Honestly, on a breadboard, the shitty signal quality for all those wires dancing through the air will be as bad or worse than anything you can do with the supply.
Back when I was playing with a breadboarded SBC...
http://seventransistorlabs.com/Images/Z80_Timer2.jpgI had written a PRNG (LFSR type, real easy) into the idle loop, and it would freeze every so often. Before, it didn't (churning whatever regular cycle of program it was running). Sometimes hours, sometimes days.
Such is the nature of random: most of the time it's okay, but every so often an unlucky transition (repeating address/data signals, lots of address/data signals transitioning at once, etc.) comes by and whack, out goes...who knows what -- bus state, CPU clock, anything. I was using a dynamic NMOS CPU, so it required a stable 4MHz clock after reset (it would freeze for, I think, clock below 1.5MHz or so, or above 6MHz -- not much good for overclocking!). If you've got a static CMOS version, you'll probably have fewer problems like this.
The biggest problems with signal quality are 1. having bad grounds and 2. long traces. The first is easy to solve on PCB: pour ground on at least one layer, and cut into it as little as absolutely possible (note that anywhere you run a trace through a pour.. you cut the pour in two, the negative space around the trace..). This is rarely possible, so furthermore, pour the top layer, and via-stitch loose ends as frequently as possible to maintain a solid ground between top and bottom.
Long traces shouldn't actually be a big deal here. 74LS is capable of driving logic-low strong enough to cause some problems on long enough traces (maybe not within a modestly sized board, but if you extend those buses onto ribbon cables, say?), but NMOS and CD4000 CMOS probably aren't. You aren't using any 74HC I guess, so that's not a worry. (I would recommend converting CPU signals to CMOS as early and often as possible; it's newer logic, performs better, and saves power. You'll need 74HCT to interface the CPU, or anything else NMOS/TTL compatible; everything CMOS should be fine as-is.)
As for the circuit, I see oddities:
- Why do you label bus signals on the CPU as normal, then invert them, and call them inverted? They're inverted from the CPU -- the datasheet indicates active-low states, and the pins on the CPU symbol show the inversion circles.
- IORQ is an output, no? You're driving it with an inverter (U1A)...

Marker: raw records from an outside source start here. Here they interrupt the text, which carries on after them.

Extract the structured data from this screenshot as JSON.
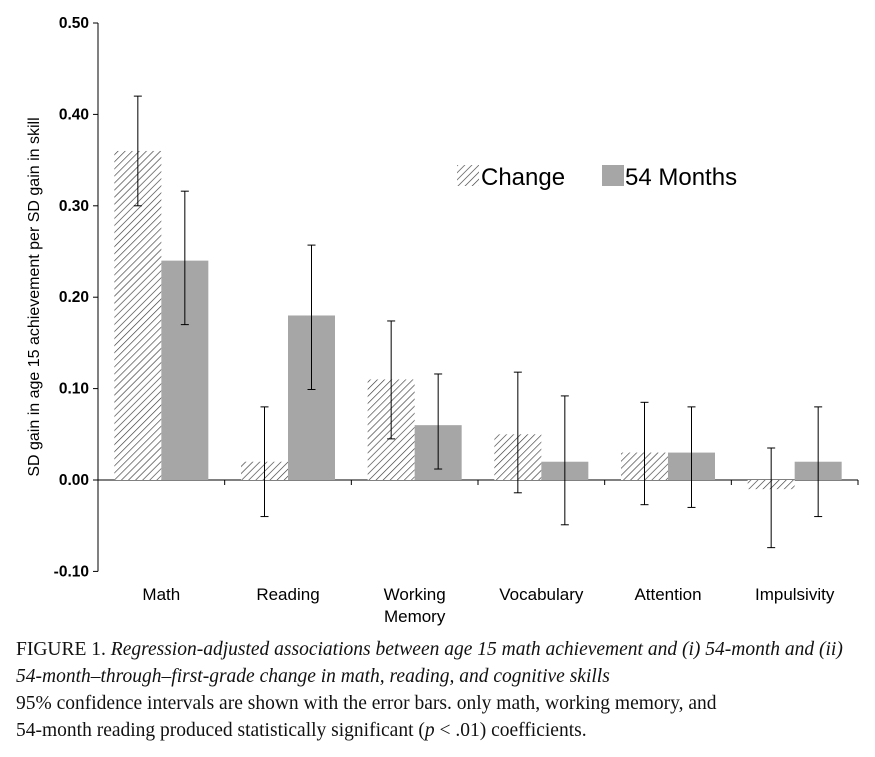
{
  "chart_data": {
    "type": "bar",
    "ylabel": "SD gain in age 15 achievement per SD gain in skill",
    "ylim": [
      -0.1,
      0.5
    ],
    "yticks": [
      "0.50",
      "0.40",
      "0.30",
      "0.20",
      "0.10",
      "0.00",
      "-0.10"
    ],
    "ytick_values": [
      0.5,
      0.4,
      0.3,
      0.2,
      0.1,
      0.0,
      -0.1
    ],
    "categories": [
      [
        "Math"
      ],
      [
        "Reading"
      ],
      [
        "Working",
        "Memory"
      ],
      [
        "Vocabulary"
      ],
      [
        "Attention"
      ],
      [
        "Impulsivity"
      ]
    ],
    "legend_position": "upper-right",
    "series": [
      {
        "name": "Change",
        "style": "hatched",
        "values": [
          0.36,
          0.02,
          0.11,
          0.05,
          0.03,
          -0.01
        ],
        "ci_low": [
          0.3,
          -0.04,
          0.045,
          -0.014,
          -0.027,
          -0.074
        ],
        "ci_high": [
          0.42,
          0.08,
          0.174,
          0.118,
          0.085,
          0.035
        ]
      },
      {
        "name": "54 Months",
        "style": "solid",
        "color": "#a6a6a6",
        "values": [
          0.24,
          0.18,
          0.06,
          0.02,
          0.03,
          0.02
        ],
        "ci_low": [
          0.17,
          0.099,
          0.012,
          -0.049,
          -0.03,
          -0.04
        ],
        "ci_high": [
          0.316,
          0.257,
          0.116,
          0.092,
          0.08,
          0.08
        ]
      }
    ]
  },
  "caption": {
    "label": "FIGURE 1. ",
    "title": "Regression-adjusted associations between age 15 math achievement and (i) 54-month and (ii) 54-month–through–first-grade change in math, reading, and cognitive skills",
    "line3": "95% confidence intervals are shown with the error bars. only math, working memory, and",
    "line4_pre": "54-month reading produced statistically significant (",
    "line4_p": "p",
    "line4_post": " < .01) coefficients."
  }
}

- While you can use a manual reset just fine, you should really have a POR chip (e.g., MCP120-130 range parts -- pick one best suited to the supply voltage, startup delay, and package type you need), so you don't have to remember to manually reset it every time you power cycle.
- I'm not familiar with the INT mode you're using (when I was playing with it, I used the fixed vector mode, INT2 I think it was?), so I'm not sure offhand if that's correct. The logic seems to be placing an interrupt number (twice the index) on the data bus, which seems useful. I guess, double check just in case that it's aligned with the correct series of bus signals (IO/MEM, RD/WR, M-states..) and all that.
- Going for an authentic 16550 is fun, but: you're just using it as a USB bridge...why not get a parallel device and be done with it? Such as FT243R, if I got that right. Or use an authentic Z80-SIO (and maybe throw in a -PIO for kicks?), though you may have to / want to change your interrupt scheme to use those properly. A second SIO (of whatever family) would be nice just to have the choice of multiple COM channels; I think there's a dual or multi chip out there..??
- Also, if the CS0-2 inputs on the 16550 are active high, then IO0 needs to be inverted. Is ADS an input? It should be pulled to a default state.
- U12 isn't on the master reset?
- Connectors: for best signal quality, every other line should be power or ground (doesn't matter, as long as they're bypassed together). If not, things can get ugly after just a few feet of ribbon cable, if that's what you'll be using. It might not hurt to add some ESD protection around there too, if it's going to be hot plugged or whatever. As long as you have enough local bypass (a few 0.1's and a nice electrolytic -- I'd recommend more like 100uF, but that's fine), clamp diodes would be fine; BAT54S shows up just about everywhere, or you can get a 5V supply, multichannel, ESD chip to save space. Or if you're avoiding SMT for some reason, hope you like forty diodes in a row...(at that point, to save parts count, you might instead opt for 1N5231 zeners wired from ground).